Eray Eroğlu
İmkansız Devlet
Modernizmin çıkmazlarının ve eksiklerinin irdelendiği yeni bir modern ideoloji olarak ‘’post modern’’ dönemde eleştirilerimizin de modernizme hizmet ettiği kaygısını taşımalıyız. Modernizmin kavramlarıyla modernizm eleştirileri, modernizmin eksiklerini tamamlayarak yeni meşruiyet alanlarının tahsisine hizmet etme riskini barındırmaktadır. Özellikle post modernizmin, her şeyi ve her ilke/sizliği kendi içerisinde barındırma gücü tam olarak buna hizmet etmektedir.
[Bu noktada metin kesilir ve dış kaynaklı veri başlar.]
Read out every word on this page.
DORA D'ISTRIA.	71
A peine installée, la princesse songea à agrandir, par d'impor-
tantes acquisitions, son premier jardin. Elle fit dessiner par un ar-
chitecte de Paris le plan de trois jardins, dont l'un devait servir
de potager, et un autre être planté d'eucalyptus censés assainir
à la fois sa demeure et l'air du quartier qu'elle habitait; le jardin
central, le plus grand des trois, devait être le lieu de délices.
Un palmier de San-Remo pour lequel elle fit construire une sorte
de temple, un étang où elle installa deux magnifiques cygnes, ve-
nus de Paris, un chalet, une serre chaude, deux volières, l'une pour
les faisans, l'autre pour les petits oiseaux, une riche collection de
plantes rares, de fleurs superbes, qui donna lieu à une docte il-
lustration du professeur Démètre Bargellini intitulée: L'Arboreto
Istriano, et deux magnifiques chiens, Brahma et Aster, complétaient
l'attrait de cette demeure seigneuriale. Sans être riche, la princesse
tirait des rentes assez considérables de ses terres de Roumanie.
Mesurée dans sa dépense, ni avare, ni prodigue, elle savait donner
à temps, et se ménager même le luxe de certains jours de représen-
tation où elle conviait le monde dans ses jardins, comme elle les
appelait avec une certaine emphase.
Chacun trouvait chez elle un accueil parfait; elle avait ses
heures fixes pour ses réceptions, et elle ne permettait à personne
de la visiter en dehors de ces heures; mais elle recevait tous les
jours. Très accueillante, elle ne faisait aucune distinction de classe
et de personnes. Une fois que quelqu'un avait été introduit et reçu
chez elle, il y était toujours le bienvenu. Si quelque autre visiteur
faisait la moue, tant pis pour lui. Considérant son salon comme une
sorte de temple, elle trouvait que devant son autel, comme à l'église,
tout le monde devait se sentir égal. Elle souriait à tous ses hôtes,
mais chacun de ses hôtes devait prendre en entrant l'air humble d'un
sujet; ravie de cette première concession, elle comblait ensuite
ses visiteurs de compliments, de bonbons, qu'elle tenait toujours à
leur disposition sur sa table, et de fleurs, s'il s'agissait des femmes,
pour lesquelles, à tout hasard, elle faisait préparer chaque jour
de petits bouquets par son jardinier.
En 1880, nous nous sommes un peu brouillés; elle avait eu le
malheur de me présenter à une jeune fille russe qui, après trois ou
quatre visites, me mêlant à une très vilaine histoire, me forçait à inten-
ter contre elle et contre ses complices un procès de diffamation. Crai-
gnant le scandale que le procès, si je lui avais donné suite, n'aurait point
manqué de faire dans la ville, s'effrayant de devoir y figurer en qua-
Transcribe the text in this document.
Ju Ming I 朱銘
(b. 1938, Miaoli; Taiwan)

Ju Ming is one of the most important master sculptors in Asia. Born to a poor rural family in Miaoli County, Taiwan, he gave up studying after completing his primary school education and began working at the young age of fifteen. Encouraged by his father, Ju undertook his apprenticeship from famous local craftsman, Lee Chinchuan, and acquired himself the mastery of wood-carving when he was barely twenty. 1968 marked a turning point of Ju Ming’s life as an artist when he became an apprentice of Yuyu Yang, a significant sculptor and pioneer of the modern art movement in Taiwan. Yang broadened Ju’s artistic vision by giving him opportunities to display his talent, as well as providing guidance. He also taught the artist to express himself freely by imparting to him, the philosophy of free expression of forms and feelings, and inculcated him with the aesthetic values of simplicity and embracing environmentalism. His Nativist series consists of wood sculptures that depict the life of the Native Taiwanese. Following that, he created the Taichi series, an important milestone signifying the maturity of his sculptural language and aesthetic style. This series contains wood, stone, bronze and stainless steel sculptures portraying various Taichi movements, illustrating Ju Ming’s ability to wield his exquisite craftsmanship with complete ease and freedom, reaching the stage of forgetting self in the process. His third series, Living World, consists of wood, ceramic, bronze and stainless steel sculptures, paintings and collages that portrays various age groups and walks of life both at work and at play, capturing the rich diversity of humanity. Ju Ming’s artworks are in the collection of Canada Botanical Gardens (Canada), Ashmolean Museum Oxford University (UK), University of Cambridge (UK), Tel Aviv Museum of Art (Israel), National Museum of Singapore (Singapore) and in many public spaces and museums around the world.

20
Özellikle son 20 yıllık tecrübemizde, kendi medeniyet söylemlerimizin ön plana çıktığı bir dönemin içerisindeyiz. İddialarımızın küresel çerçeveye oturduğu ve söylemlerin ciddi bir modernizm yani Avro-Amerika eleştirisine çevrildiğini görmekteyiz. Bunların felsefi temellerinin oluşması ve içeriklerin üretilmesiyle birlikte artık ortada tartışılmaya müsait başlıklarda oluşmaktadır.
İslami finans, Bilimin Gelişiminde Müslümanların Rolü, İslami Fintech, İslami Devlet gibi kavramlar tartışılmakta ve bunlar üzerinden bir eleştiri kültürü gelişmektedir. Ancak İslami Finans gibi konular başta olmak üzere söylemlere ikna olmayan Müslümanlar, kapitalizmin bütün araçlarını kullanmaya da ekseriyetle devam etmiştir. Katılım Bankaları başta olmak üzere ortaya konan bütün piyasa araç/ürünleri, günün sonunda sistemin bir parçası olarak değerlendirilirken yine günlük hayatta bankacılık sistemini kullanmaya devam edilmektedir. Bu durumda en temel eleştiri piyasadan bihaber İlahiyatçılarla, İlahiyata mesafeli ekonomistlerin ortaya koyduğu yapının eksikliği üzerinedir. Üstelik ortaya konan sistemler, kapitalizmin İslam’a uygunluğu ya da uydurması şeklinde algılanmaktadır.
Bu çerçeveden bakıldığında devlet kavramsallaştırması açısından da benzer bir durum var mıdır?
Siyaset biliminin vazgeçilmez kavramı ‘’iktidar’’ açısından değerlendirildiğinde, İslami yönetimin pratikleri üzerine düşünülmektedir. İktidar etmenin İslami biçimleri kadar devletin bir bütün olarak İslami olabilmesi ya da bunun ideolojik temelleri üzerine söylenenler de ana eksendedir. Yasin Aktay’ın yazımızla aynı başlığı taşıyan yazısını okuduktan sonra çok önce okuduğum Wael B. Hallaq’ın İmkansız Devleti üzerine yazmak istedim. İmkansız Devlet kitabının birçok dile çevrilmesiyle esasında önemli ve büyük bir iddiayı ortaya koyduğunu söyleyebilirim. Ancak değerlendirmeye girmeden önce Türkiye’de kitabı tezleri itibariyle önemseyen önemli bir kitlenin Giriş kısmında bulunan Müslüman Kardeşler eleştirisini gözden kaçırmış olabileceklerini de düşünmekteyim.
Hallaq’ın ortaya koyduğu en temel tez itibariyle modern devlet tanımına göre ‘’İslami Devlet’’ hem imkansız hem de çelişkili bir tamlamadır. Yazının başında yaptığımız eleştiri bağlamında kitapta Batılı postmodernite içindeki dahili ahlaki eleştirilerin Müslümanlara İslami yönetimin kurulması çağrısının örtük maksatları arasında ‘’sanal bir kimlik’’ olarak tanımladığını görüyoruz.
Modern devletin epistemik soykütüğü nedeniyle tabiatı gereği İslami olamaz.’’ Tezi üzerine modernizm ve modern devlet eleştirisi geliştiren kitap, eksikliği modern devlette bulmaktadır. Bununla birlikte modernizmin ahlaki çıkmazında şeriatın işlevsel bir referans noktası olabileceğini de iddia etmektedir.
Her ne kadar Hallaq, İslami devletin ‘’imkansız devlet’’ oluşunu modernizmin eksiklerine mal etse de bu devlet pratiği açısından ziyadesiyle modern ideolojiye hizmet etme riski taşımaktadır. Bir devlet geleneği olduğuna inanarak meseleye bakacak olursak da bu kez daha önceki devletlerimizin İslami olmadığı tezi Hallaq’ın söylediklerinden üretilebilecektir.
Öyleyse mümkün olanı üretmek ve ortaya koymak hepimizin görevidir.